Wu, Chia-Yen, Tsai, Yi-Lin, Hsieh, Chung-Pin, Wang, Tsui Chin, Chan, Ming-Huan, Chen, Hwei-Hsien
Toxicology 2018 v.408 pp. 39-45
acetylcysteine, antagonists, antiporters, ataxia (disorder), brain, breathing, cognition, humans, males, memory disorders, mice, poisoning, social behavior, solvents, toluene
Toluene, a commonly used organic solvent, produces a variety of behavioral disturbances in both humans and animals comparable to noncompetitive N-methyl-D-aspartate receptor (NMDARs) antagonists, such as phencyclidine (PCP). N-acetylcysteine (NAC) is capable of reversing the psychotomimetic effects of PCP via activation of cystine-glutamate antiporters (xCT). The present study examined whether NAC is capable of attenuating the toluene-induced brain stimulation reward enhancement and behavioral manifestations.
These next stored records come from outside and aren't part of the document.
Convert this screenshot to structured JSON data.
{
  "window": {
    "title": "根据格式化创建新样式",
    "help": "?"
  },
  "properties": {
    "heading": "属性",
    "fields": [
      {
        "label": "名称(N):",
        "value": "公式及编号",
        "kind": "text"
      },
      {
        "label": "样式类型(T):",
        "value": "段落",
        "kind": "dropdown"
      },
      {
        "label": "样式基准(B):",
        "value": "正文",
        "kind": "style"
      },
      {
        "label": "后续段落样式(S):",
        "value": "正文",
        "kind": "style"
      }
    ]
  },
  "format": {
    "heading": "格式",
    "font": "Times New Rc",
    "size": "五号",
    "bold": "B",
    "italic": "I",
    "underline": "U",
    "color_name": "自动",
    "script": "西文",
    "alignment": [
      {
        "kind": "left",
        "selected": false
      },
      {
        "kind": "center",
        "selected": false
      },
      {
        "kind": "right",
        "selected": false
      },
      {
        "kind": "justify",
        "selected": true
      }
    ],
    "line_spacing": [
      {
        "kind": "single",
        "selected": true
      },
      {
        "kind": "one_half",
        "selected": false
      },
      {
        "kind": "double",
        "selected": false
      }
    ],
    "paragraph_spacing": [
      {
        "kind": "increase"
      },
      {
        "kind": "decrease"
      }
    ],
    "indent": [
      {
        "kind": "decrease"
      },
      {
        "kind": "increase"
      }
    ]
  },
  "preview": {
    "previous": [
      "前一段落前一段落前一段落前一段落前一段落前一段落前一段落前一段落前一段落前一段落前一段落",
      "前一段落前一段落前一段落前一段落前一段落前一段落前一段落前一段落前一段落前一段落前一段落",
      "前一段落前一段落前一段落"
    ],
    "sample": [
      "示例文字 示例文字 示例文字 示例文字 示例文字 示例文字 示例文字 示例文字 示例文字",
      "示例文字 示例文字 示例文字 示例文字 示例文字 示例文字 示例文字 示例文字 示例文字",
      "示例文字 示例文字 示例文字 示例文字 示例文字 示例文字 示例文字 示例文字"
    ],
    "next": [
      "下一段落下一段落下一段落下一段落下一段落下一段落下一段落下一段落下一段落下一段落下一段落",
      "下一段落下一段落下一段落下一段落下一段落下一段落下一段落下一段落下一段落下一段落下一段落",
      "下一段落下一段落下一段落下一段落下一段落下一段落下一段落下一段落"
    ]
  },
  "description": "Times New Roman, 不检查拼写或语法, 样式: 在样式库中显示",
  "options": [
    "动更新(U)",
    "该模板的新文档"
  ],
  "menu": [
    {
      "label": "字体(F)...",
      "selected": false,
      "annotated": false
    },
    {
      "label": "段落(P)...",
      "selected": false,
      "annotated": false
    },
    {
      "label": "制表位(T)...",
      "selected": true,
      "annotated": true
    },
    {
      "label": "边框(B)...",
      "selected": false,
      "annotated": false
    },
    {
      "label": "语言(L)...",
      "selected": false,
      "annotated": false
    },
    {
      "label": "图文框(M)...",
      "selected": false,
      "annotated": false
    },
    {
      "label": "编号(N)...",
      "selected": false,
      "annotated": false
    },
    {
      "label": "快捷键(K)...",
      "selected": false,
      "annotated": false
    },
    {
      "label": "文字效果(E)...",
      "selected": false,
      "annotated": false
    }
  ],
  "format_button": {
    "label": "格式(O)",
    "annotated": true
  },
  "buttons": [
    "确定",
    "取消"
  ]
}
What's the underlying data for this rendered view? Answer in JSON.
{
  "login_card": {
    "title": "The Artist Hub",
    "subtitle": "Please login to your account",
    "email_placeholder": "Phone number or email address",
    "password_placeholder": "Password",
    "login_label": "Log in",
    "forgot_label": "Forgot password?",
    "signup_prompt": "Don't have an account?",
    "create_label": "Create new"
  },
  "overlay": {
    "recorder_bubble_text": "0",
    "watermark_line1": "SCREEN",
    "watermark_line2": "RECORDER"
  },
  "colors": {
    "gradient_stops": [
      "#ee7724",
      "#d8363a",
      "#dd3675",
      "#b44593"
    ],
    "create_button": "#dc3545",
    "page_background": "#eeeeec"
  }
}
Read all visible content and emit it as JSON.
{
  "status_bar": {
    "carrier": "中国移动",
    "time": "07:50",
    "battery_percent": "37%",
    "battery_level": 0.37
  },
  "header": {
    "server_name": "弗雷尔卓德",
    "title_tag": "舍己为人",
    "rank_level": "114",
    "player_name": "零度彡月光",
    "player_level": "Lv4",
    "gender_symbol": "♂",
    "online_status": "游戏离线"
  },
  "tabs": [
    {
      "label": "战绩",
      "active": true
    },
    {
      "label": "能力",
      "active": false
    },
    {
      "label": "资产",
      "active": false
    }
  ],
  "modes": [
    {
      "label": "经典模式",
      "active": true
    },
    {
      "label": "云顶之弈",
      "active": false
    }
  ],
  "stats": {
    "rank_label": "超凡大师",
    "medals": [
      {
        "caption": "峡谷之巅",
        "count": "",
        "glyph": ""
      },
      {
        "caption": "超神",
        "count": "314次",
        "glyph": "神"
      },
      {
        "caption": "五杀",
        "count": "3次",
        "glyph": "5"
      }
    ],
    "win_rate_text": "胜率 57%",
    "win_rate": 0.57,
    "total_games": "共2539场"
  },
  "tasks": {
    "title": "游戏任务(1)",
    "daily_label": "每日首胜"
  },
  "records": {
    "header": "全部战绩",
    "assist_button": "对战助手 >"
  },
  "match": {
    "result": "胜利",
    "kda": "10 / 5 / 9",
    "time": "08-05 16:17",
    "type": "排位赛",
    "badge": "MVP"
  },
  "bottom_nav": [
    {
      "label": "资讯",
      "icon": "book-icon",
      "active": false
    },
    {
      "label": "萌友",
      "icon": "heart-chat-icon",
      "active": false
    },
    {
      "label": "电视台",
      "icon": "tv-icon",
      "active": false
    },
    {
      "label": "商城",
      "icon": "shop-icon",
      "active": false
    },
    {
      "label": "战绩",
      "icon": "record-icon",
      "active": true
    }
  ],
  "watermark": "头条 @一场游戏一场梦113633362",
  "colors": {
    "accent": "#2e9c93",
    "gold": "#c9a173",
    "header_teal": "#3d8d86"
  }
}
Male mice received various doses of NAC prior to toluene exposure for assessment of intracranial self-stimulation (ICSS) thresholds, rotarod test, novel object recognition task and social interaction test. NAC ameliorated the lowering of ICSS thresholds, motor incoordination, object recognition memory impairments and social withdrawal induced by toluene. Furthermore, the capacity of NAC to ameliorate acute toluene-induced deficits in object recognition and social interaction was blocked by the xCT inhibitor (S)-4-carboxyphenylglycine and the mGluR2/3 antagonist LY341495. These results indicate that NAC could prevent toluene-induced reward facilitation and behavioral disturbances and its beneficial effects, at least for cognitive function and social interaction, are associated with activation of the xCT and mGluR2/3. These findings show the potential promise for NAC to treat toluene dependence and to prevent toluene intoxication caused by unintentional or deliberate inhalation.